Scottish hotels outperform rest of UK, says PKF report
- 21 January 2013
- From the section Scotland business
Scottish hotels recorded higher occupancy rates and revenues than any other part of the UK in November, according to new figures.
But performance varied widely between Scottish cities.
The report by business advisers PKF suggested strong occupancy rates in Glasgow and Aberdeen compared to Edinburgh and Inverness.
PKF said the hospitality sector was "continuing to experience a bumpy ride on the economy's broken tarmac".
The firm's monthly hotel survey indicated that Scottish hotel occupancy fell 0.3%, compared to a 0.1% fall in regional UK and a 0.6% drop in England. The rate rose 2% in Wales.
However, the actual occupancy rate in Scotland was 70.7% - the highest figure of any part of the UK.
The average rooms yield of £48.21 also led the rest of the UK.
However, there were substantial differences between Scottish cities.
In Glasgow and Aberdeen, occupancy was 80.9% and 80.2% respectively, while the Edinburgh figure was 69.7% and Inverness was 58.9%.
Revenue in Aberdeen was £63.96, while in Glasgow it was £56.32 during November.

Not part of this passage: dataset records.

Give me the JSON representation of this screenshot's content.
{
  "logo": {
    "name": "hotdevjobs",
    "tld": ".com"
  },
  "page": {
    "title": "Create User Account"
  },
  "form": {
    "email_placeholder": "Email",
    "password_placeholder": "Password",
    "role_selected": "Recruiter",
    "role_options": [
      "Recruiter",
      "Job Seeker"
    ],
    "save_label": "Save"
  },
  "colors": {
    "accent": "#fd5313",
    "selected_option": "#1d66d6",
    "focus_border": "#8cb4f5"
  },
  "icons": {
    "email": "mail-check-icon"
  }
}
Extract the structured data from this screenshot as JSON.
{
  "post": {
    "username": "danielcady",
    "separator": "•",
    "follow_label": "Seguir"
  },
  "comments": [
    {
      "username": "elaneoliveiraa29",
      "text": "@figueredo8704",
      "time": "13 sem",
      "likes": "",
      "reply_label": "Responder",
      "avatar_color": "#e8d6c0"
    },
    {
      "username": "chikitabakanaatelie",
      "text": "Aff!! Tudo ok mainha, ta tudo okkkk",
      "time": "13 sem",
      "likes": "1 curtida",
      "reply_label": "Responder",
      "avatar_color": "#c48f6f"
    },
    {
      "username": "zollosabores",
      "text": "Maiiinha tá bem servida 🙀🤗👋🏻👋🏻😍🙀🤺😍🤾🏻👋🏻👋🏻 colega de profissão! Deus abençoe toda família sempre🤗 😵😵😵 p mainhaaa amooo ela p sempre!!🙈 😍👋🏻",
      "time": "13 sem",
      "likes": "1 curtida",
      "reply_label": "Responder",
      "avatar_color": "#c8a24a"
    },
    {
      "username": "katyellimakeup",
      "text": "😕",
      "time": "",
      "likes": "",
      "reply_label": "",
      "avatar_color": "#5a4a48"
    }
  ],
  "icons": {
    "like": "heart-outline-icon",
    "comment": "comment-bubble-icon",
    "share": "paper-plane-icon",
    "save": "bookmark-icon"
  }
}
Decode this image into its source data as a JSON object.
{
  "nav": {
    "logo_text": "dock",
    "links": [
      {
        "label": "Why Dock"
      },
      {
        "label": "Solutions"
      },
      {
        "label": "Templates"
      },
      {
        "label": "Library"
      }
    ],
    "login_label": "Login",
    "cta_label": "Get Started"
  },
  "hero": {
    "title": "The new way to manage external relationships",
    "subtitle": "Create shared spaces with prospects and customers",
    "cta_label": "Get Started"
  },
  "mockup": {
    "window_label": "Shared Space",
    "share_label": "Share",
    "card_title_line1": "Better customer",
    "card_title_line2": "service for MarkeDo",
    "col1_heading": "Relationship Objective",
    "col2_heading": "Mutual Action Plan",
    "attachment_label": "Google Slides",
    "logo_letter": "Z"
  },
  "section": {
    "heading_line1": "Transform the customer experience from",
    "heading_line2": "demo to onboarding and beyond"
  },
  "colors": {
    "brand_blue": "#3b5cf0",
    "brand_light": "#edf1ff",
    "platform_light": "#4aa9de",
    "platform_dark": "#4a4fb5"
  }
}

In Edinburgh, revenue was £49.58 and, in Inverness, it was £28.70.
Alastair Rae, from PKF, said: "Whilst the figures for occupancy and revenue in Scotland are positive compared to the rest of the UK, it is clear that some parts of the country are doing better than others."
Mr Rae said a 15.3% revenue increase in Glasgow could partly be explained by the city hosting a major bi-annual HIV international conference, while Aberdeen continued to benefit from activity in the energy-related conference and exhibition market.
"Edinburgh and Inverness, with their high dependence upon the leisure market, both suffered from reduced occupancy levels, although the capital managed to improve on revenues for the month," he added.
"The hospitality sector is continuing to experience a bumpy ride on the economy's broken tarmac, stumbling along without any clear indication of the direction of travel.
"Discretionary spending remains tight, employment security is of concern and consumers are battered by daily bad news."